And now for the development update for the past week! This is the current post for the ongoing Galactology development log. You can check the archive here.
There's a new tutorial system, implemented from scratch as an independent core game mod:
Unlike the V2 tutorial, this new system is based monitoring all interaction of the user both with the GUI and the game world. This allows for detection of construction, production, or any other gameplay effect. This will enable much better tutorials.
Initial tutorials were also implemented for the station, the galaxy and planets. Only the station tutorial is in a relatively advanced state, with the other two only covering the basics to form a working resource chain.
Galactology now supports flood fill areas:
It's a staple of many sim games to define areas with some kind of brush, for many gameplay reasons. I was avoiding this sort of functionality since it seemed very complicated for our game, given that the floor tool was already doing the same thing. So it dawned on me, why not allow common floors and rooms to serve such a function? Thus the flood fill system was born. Any object with FloodFillComponent (it's done in C++) will keep an updated set of tile coordinates that are adjacent to it and that share the same floor kind, up to the limits of the room.
It's now possible to build new systems on top of this foundation. And the first one is storage areas:
Galactology will now support two kinds of storage: stock controlled storage has been implemented for months and it allows for very precise orders. You can pick one single resource and then give a max and min amount to keep on stock, and select options for what are its valid sources (and this may be made more complicated in the future, allowing to pinpoint a single object as the source). Many objects keep its internal stock controlled using this system.

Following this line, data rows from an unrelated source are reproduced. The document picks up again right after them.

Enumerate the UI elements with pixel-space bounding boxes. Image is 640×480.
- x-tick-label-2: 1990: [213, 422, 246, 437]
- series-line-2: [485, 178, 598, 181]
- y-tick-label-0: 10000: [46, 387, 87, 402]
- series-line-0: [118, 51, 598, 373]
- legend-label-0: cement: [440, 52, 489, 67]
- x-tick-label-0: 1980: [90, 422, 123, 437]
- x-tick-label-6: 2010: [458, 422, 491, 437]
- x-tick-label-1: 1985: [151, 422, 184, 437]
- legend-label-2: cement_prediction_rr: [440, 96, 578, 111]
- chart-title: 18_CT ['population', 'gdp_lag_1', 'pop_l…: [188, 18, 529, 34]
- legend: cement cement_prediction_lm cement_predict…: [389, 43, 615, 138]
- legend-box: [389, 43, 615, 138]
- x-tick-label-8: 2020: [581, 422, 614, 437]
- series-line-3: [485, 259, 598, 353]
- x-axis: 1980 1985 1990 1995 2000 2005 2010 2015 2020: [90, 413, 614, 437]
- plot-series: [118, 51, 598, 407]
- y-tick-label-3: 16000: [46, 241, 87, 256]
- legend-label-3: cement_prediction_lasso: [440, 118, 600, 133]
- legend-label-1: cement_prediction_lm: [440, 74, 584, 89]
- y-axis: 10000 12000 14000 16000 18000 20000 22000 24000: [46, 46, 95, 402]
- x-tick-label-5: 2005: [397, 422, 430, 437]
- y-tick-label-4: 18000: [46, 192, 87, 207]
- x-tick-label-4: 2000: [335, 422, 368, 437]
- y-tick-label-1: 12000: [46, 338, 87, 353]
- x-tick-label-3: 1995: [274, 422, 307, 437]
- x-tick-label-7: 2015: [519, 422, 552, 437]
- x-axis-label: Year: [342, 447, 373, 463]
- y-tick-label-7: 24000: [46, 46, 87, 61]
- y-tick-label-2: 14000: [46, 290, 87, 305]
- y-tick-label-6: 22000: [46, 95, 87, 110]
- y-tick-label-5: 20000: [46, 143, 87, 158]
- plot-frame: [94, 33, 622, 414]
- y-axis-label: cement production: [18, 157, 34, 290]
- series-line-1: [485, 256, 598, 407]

But, what happens when a ship unloads a large amount of varied cargo in your station? It can be very cumbersome to micromanage a pallet object for each kind of resource. Enter storage areas. A storage controller uses the flood fill system to declare a room as valid for storage. It also allows to select the subset of resources allowed in the room, so you can have diferent areas for different resources. It has not stock control, which will still a feature that requires pallets. This system is much more similar to how storage works in other sims, compared to stock control pallets.